第131回 「老人性の痴呆症」

現在、日本は世界有数の長寿国になりましたが、同時に老人性の痴呆症が大きな社会問題になってきています。

特に五十才ぐらいから発症するアルツハイマー型痴呆症の患者数が、平均寿命が延びたこともあり確実に増えてきています。

アルツハイマー型の場合、年齢による「もの忘れ」と初期症状の区別がつきにくいのですが、もし次のような症状が見られたらアルツハイマー型の可能性があります。

・何度も同じことをくり返して聞いたり、言ったりする。
・日付や時間を認識することが、うまく出来ない。
・人の名前や物の名前が、なかなか覚えられない。
・よく物を置き忘れたりする。
・慣れた場所でも、道に迷うようになる。
・今までしていたことが、出来なくなる。
(判断能力が低下することによって、日常動作がうまく出来ないようになる。

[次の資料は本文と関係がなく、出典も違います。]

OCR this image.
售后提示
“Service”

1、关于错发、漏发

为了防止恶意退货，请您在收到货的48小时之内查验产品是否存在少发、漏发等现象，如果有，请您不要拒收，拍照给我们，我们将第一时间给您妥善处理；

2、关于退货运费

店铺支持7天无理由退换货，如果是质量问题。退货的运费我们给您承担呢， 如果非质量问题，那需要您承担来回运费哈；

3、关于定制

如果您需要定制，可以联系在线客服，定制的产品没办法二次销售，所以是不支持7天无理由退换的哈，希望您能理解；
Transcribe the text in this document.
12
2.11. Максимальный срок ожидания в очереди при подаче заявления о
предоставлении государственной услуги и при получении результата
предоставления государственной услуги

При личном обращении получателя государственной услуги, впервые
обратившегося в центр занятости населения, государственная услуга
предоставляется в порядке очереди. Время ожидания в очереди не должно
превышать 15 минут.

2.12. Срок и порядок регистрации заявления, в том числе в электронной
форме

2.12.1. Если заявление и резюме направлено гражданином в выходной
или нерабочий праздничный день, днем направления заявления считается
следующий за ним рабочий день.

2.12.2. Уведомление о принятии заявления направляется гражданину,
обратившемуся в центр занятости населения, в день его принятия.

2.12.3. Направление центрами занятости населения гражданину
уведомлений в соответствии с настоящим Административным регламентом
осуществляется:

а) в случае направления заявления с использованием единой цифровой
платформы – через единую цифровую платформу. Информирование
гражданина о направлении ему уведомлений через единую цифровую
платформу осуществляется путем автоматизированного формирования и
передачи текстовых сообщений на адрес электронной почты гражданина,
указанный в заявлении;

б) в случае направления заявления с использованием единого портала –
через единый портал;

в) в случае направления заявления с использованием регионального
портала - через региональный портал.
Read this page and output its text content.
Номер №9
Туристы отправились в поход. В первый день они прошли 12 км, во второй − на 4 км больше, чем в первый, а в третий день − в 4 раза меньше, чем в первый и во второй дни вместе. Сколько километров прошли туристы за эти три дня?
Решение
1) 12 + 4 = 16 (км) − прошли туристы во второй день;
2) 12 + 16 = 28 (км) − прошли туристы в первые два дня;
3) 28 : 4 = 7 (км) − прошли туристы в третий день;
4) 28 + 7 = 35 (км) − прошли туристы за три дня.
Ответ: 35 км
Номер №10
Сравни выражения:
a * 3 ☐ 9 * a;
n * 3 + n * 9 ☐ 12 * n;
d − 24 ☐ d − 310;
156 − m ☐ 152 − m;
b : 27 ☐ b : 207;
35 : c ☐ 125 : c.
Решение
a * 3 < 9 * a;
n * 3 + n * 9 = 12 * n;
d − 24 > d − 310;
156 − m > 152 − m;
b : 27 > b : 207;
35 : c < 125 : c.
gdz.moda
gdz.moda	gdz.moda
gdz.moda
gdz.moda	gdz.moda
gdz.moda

)
・鬱になったり、怒りっぽくなったりする。

さらに、アルツハイマー型の痴呆は進行性の病気ですから、ひどくなると上記の症状のほかに、家族の顔がわからないようになる・被害妄想癖・人格が変わる・幻聴が聞こえる・徘徊するようになる・言葉が出にくくなる・自分の身体をうまく動かせなくなるなどの症状まで出てきます。また、最後には喋ることも動くことも出来なくなり寝たきりの状態になってしまうことさえあります。

現在のところ、この病気の根本的な治療法はまだ見つかってはいませんが、「狂牛病の研究から、何かヒントが見つけられそうだ」というようなことを、何年か前にアメリカの研究所にいる弟が話していました。